Memorandum, page 7 (underscoring in original).[3]  We conclude that the judge’s denial of a 10% rating for the employee’s preexisting condition was reasonable on this basis.

Having concluded that the judge’s rating of a 10% whole-body impairment under Minnesota Rules 5223.0390, subpart 4E, was not unreasonable, noting that the employer does not apparently contest the added 3% rating for persistence of symptoms despite treatment under subpart 4E(1) of that rule, having concluded also that the judge’s denial of apportionment under Minnesota Statutes section 176.101, subdivision 4a, was also not unreasonable, and having affirmed the judge’s conclusion that the injury here at issue is work-related, we affirm the compensation judge’s award of compensation for permanent partial disability to 13% of the employee’s body as a whole.  See Hengemuhle, 358 N.W.2d at 59, 37 W.C.D. at 239.
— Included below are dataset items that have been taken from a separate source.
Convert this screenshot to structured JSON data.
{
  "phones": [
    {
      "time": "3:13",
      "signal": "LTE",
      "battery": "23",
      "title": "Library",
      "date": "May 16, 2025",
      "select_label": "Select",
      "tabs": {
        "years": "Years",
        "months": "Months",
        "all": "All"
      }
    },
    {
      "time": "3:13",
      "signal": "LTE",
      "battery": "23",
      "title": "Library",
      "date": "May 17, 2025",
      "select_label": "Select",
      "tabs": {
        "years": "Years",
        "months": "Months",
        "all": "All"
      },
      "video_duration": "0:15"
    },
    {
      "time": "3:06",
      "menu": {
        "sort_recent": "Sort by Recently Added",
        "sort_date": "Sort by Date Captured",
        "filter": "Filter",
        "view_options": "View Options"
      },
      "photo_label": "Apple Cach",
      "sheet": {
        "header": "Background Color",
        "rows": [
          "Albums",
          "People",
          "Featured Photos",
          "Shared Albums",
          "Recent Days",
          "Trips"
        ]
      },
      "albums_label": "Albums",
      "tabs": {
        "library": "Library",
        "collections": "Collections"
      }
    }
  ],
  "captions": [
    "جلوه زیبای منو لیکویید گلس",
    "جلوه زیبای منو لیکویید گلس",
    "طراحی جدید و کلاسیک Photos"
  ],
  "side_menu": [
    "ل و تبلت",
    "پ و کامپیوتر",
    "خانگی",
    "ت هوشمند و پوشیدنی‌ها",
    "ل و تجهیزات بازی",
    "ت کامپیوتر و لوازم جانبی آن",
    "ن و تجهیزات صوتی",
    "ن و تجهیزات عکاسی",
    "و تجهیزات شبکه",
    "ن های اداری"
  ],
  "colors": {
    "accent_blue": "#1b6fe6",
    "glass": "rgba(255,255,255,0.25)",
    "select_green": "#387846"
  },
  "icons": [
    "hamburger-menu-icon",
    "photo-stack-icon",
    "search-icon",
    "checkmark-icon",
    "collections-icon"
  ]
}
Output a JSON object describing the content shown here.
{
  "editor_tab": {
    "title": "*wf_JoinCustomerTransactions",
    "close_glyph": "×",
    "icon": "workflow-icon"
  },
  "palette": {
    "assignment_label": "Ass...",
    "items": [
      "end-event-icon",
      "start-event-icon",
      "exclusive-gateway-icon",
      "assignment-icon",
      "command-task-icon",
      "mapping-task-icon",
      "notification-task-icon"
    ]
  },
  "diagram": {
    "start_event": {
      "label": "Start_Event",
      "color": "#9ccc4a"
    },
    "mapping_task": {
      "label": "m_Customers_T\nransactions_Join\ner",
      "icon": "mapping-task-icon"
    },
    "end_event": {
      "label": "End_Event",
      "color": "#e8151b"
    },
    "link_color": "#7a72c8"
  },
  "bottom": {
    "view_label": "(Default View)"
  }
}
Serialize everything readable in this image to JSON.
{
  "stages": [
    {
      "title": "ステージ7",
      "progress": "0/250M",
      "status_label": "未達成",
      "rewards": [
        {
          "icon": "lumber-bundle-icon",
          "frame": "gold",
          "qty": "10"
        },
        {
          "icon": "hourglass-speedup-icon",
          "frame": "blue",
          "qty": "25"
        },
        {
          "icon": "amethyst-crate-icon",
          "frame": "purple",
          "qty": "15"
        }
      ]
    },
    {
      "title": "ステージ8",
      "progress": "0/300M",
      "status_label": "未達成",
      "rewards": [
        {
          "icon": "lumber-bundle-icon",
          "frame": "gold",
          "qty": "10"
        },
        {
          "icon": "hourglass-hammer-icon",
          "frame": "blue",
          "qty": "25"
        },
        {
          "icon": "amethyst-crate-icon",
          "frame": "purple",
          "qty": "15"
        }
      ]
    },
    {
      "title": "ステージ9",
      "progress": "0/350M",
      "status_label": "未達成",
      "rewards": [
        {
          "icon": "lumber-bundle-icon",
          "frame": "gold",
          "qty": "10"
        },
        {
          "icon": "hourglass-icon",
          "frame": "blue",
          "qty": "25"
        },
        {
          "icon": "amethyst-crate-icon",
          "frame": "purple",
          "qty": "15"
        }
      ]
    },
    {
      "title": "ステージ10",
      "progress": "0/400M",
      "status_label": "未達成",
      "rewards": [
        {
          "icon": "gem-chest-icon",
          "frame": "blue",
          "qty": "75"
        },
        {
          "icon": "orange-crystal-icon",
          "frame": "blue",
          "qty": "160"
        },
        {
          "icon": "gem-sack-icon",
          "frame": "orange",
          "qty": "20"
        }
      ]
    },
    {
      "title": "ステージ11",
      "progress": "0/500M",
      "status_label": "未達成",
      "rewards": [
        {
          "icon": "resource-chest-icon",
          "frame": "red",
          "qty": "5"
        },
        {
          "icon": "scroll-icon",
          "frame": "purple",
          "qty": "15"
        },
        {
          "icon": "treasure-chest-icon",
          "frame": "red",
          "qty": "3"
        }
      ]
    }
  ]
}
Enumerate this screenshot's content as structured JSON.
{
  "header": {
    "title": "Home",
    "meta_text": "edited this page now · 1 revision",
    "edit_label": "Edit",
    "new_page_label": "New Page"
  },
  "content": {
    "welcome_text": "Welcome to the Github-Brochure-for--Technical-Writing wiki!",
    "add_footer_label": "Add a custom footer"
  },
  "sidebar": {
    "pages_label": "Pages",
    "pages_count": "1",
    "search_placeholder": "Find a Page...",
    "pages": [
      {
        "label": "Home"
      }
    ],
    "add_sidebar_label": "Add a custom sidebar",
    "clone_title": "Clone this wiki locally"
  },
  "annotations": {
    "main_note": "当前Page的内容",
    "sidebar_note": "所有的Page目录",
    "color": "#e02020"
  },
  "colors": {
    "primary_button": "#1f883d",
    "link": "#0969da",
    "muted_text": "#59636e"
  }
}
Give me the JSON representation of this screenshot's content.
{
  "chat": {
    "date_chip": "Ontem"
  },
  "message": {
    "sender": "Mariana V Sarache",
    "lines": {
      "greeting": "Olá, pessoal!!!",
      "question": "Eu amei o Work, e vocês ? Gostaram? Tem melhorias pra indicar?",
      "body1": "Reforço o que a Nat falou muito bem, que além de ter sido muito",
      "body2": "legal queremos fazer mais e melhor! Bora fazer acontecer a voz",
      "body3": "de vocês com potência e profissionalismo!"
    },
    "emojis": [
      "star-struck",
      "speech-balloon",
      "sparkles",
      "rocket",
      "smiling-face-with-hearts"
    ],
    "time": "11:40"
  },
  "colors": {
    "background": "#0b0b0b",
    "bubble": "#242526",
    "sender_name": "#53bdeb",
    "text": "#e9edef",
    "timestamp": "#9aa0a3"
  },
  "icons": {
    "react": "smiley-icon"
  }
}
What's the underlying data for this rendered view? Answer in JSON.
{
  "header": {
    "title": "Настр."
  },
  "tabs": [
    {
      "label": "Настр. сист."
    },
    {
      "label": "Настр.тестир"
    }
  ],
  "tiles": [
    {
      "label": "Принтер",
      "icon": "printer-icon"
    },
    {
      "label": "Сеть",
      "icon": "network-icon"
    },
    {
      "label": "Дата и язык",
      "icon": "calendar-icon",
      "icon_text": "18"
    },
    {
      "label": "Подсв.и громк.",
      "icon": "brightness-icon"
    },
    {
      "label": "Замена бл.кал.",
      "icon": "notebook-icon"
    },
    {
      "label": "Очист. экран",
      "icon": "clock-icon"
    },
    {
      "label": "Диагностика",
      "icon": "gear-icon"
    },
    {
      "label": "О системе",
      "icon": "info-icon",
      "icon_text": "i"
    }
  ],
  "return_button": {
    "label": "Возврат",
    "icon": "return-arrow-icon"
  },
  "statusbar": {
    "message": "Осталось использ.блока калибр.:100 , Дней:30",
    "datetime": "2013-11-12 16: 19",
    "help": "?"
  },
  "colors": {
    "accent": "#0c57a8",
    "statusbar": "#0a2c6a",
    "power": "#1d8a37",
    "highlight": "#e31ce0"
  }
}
[1] The employer also appealed nominally from the judge’s award of medical benefits, but it did not brief the issue, and therefore we deem it waived and will not address it.  See Minn. R. 9800.0900, subp. 1 (“Issues raised in the notice of appeal but not addressed in the brief shall be deemed waived and will not be decided by the court.”).

[2] The memorandum actually cites subpart 1 of the rule, clearly a typographical error.

[3]  After so finding that the employee did not qualify for a 10% rating based on his preexisting condition in the first place, the judge indicated later in his memorandum that the employee was entitled to the awarded 13% rating for his herniated disc condition even “over and above” the preexisting degenerative condition that existed before the work-related injury.”  Because the judge’s conclusion that the employee’s preexisting condition did not qualify for a permanency rating was supported by substantial evidence, we need not address the implications of the judge’s conclusion that the employee’s award is due “over and above” the employee’s preexisting degenerative condition.